- Original language: English
- Written by: Bryan Goluboff
- Characters: Leo Ricky Frank Rose Jr.
- Setting: New York City

Premiere
- Date: One Act (1996) Full play (2002)
- Place: United States

= Big Al (play) =

Play by Bryan Goluboff

Big Al is an Off-Broadway play by Bryan Goluboff that went up at the Arclight Theatre. It was originally a 1991 play that premiered at the Ensemble Studio Theatre's marathon, then 1992 at the American Jewish Theatre, and in 1993 it was a 24-minute film on Showtime. It then was a one-act play that premiered at Man In The Moon Theatre in London in 1996.

==Plot==
Scene One follows bipolar Leo, who is an obsessed fan of Al Pacino. His more mature friend Ricky and him are wannabe screenwriters.
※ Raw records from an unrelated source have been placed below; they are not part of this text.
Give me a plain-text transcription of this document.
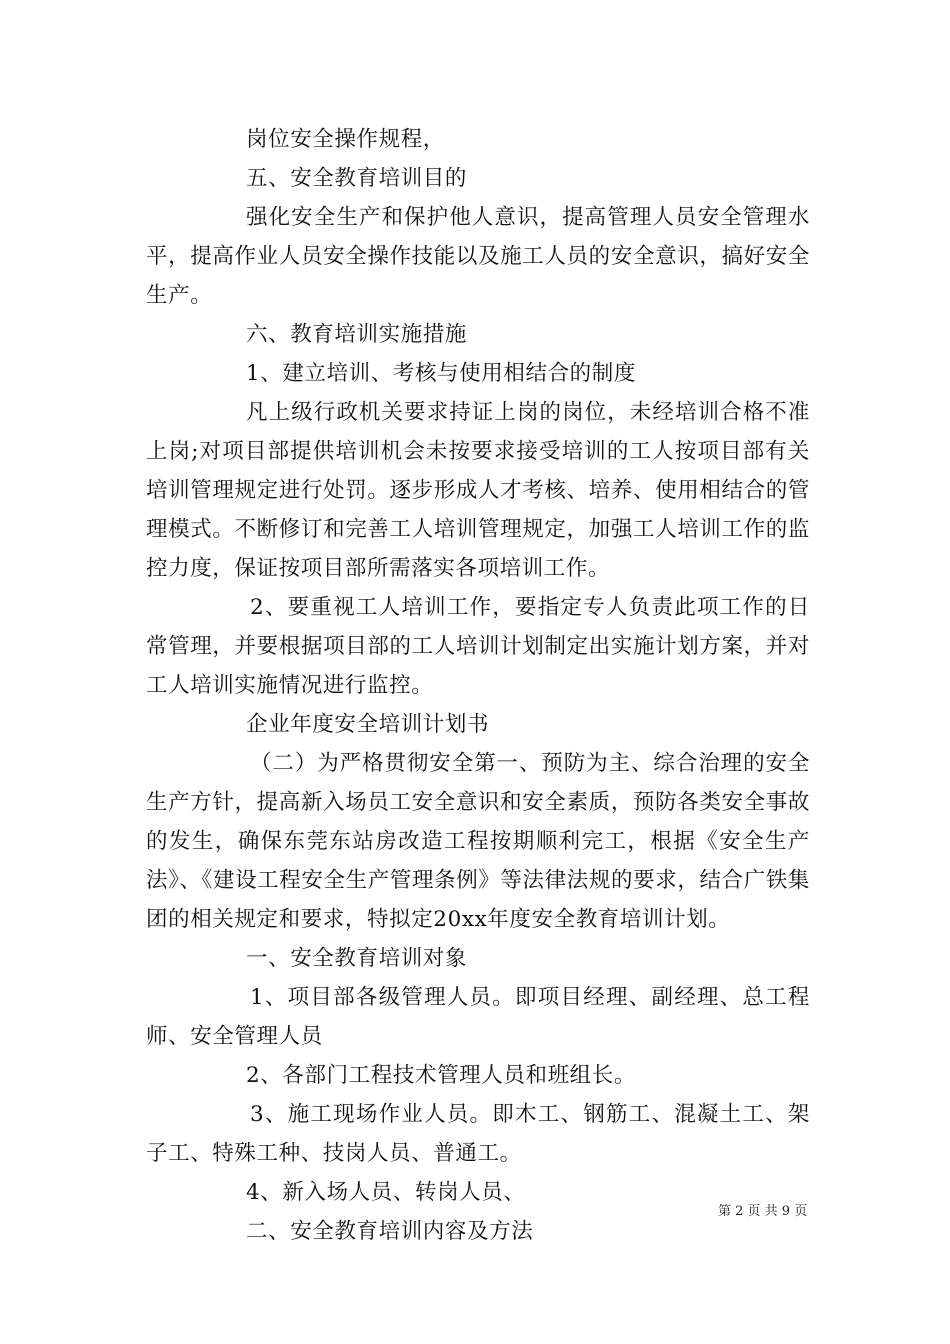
岗位安全操作规程，

五、安全教育培训目的

强化安全生产和保护他人意识，提高管理人员安全管理水平，提高作业人员安全操作技能以及施工人员的安全意识，搞好安全生产。

六、教育培训实施措施

1、建立培训、考核与使用相结合的制度

凡上级行政机关要求持证上岗的岗位，未经培训合格不准上岗;对项目部提供培训机会未按要求接受培训的工人按项目部有关培训管理规定进行处罚。逐步形成人才考核、培养、使用相结合的管理模式。不断修订和完善工人培训管理规定，加强工人培训工作的监控力度，保证按项目部所需落实各项培训工作。

2、要重视工人培训工作，要指定专人负责此项工作的日常管理，并要根据项目部的工人培训计划制定出实施计划方案，并对工人培训实施情况进行监控。

企业年度安全培训计划书

（二）为严格贯彻安全第一、预防为主、综合治理的安全生产方针，提高新入场员工安全意识和安全素质，预防各类安全事故的发生，确保东莞东站房改造工程按期顺利完工，根据《安全生产法》、《建设工程安全生产管理条例》等法律法规的要求，结合广铁集团的相关规定和要求，特拟定20xx年度安全教育培训计划。

一、安全教育培训对象

1、项目部各级管理人员。即项目经理、副经理、总工程师、安全管理人员

2、各部门工程技术管理人员和班组长。

3、施工现场作业人员。即木工、钢筋工、混凝土工、架子工、特殊工种、技岗人员、普通工。

4、新入场人员、转岗人员、

二、安全教育培训内容及方法

第 2 页 共 9 页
It also has them cooking up an elaborate plot that will appeal to Al. Leo obsession turns to insanity. Scene Two is several years later and Leo was released from the mental institution. It shows how the two friends' lives have taken turns, not necessarily unpredictable, but turns nonetheless. Scene Three is where Frank Rose Jr. enters, and is a nightmarish mirror of Leo's fantasy life. He is Mr. Pacino's bodyguard. Scene Four is the redemption, where friends and friends, and the optimism leaves you with the feeling something good is about to happen.

==Productions==
The 1991 production was in the Ensemble Studio Theatre's marathon. The artistic director was Curt Dempster, directed by Peter Maloney, set designed by Ann Waugh, costume design by Patricia Sarnutaro, lighting design by Greg MacPherson, and sound design was by One Dream. The cast featured Evan Handler as Leo and Gus Rogerson as Ricky.

The 1992 production was at the American Jewish Theatre. The artistic director was Stanley Brechner, directed by Peter Maloney, set designed by James Wolk, lighting design by Howard Werner, and sound design by Bruce Ellman. The cast featured Evan Handler as Leo and Gus Rogerson as Ricky.

The 2002 Off-Broadway at Arclight Theatre was directed by Evan Bergman and produced by Laine Valentino, set design by John Farrell, costume design by Markas Henry, lighting design by Chard McArver, production manager was Sara Jane Fleming, stage manager was Jim Ring, and sound design by Cynthia Tuohy. The cast featured Juan Carlos Hernandez as Leo, Jordan Bridges as Ricky, and David Thornton as Frank Rose Jr.